Bird Rescue and Human Health

So far this season, we have rescued about 20 great egrets, whereas in previous years, we only found about 2-5 who needed help. One of the main reasons for this increase is that, all around the areas surrounding Dallas, rookeries are being destroyed to make way for condos. To make matters worse, the UTSW rookery lost at least 5 large cedar elms to strong wind storms in the last year. Consequently, the birds are roosting nearer to each other and to the ground, and the crowding and greater proximity to predators are probably contributing to their injuries.

Today, we rescued the first two cattle-egret fledglings. There are about 10 times as many cattle egrets in the rookery as there are great egrets. So we expect the next few weeks to be busy ones. In summer 2006, we rescued about 200 birds: mostly cattle egrets. The number might well double this year if the heat and dryness continue.
Several of you have suggested that we should try to publicize the bird’s lot in local papers so as to recruit others to help us. I have not done this because currently, on paper at least, our group numbers 15. With this many on board, if everybody were to give the birds even half an hour per week, the work per person should become trivial.
Also, success is what begets success.
During the last two weeks, we often made two trips a day to Rogers Wildlife Rehabilitation Center. We do this because we see the birds as neighbors in trouble and are convinced that our well being is linked to theirs. We do not expect everyone to share this view. Whatever reason moved you to help the birds, please remember it.
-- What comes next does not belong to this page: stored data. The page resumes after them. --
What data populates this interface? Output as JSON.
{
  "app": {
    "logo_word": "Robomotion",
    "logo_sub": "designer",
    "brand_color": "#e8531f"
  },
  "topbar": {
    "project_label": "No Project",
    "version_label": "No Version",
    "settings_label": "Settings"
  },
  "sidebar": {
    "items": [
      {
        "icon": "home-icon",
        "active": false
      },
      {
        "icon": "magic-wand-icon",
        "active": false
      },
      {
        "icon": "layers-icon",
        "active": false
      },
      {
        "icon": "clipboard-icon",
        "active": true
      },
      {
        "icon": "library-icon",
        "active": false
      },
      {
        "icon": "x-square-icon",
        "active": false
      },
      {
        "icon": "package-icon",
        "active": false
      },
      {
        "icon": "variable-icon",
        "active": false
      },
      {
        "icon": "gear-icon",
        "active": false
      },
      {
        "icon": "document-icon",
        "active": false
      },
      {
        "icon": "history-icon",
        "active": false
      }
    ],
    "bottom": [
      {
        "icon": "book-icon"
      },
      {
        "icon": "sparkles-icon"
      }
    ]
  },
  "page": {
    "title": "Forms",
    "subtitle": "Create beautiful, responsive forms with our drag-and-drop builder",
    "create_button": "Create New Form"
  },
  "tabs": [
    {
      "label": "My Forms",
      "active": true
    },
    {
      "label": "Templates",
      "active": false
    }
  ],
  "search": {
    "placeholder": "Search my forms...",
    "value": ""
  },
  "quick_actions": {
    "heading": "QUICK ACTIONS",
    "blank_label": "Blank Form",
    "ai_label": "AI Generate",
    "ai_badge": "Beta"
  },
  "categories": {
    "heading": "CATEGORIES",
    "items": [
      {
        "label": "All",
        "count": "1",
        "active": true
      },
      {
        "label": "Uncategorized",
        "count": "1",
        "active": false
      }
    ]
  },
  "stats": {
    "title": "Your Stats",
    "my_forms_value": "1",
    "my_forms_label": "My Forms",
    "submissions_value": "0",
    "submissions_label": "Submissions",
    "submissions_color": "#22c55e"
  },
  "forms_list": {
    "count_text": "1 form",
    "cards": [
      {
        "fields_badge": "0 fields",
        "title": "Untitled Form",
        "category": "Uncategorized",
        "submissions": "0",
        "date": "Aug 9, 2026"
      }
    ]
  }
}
Currently, we need the following:
  1. People who will collect a bird or two one day per week and bring them to us. As it happens, we are winding up making at least one trip per day to the rehabilitation center. So the price of gas is not an issue. We can administer first aid, feed the birds, and keep them warm until we are ready for an afternoon trip.
  2. One or two volunteers who will make a tour of the rookery on Saturdays or Sundays.
In case some of you are concerned about infections, I would like, once and for all, to dispell the notion that the egrets are contagious. Despite our almost daily contact with the rookery, our six pet parrots at home are all bright and bossy. The only consistent problems we have seen with the egrets are:
  • Infections of the tongue and throat with small leech-like flukes; this is almost universal.
  • Broken limbs.
  • Stab wounds.
  • Occasional infections of wounds with the larvae of flies.
  • Mites in their feathers; we see this in about 1 in 10 birds.
Yes, the birds’ droppings are unsanitary, but it goes without saying that one should avoid any animal’s droppings. Do not enter the woods. Collect those fledglings who are in trouble: typically the birds who are either standing still or stumbling, on the perimeter of the rookery. The best way to do this is to pick up the birds with gloved hands (protects from mites) and place them directly into a box that is lined with paper towels. Contact ‘birdintrouble”, and we will do the rest.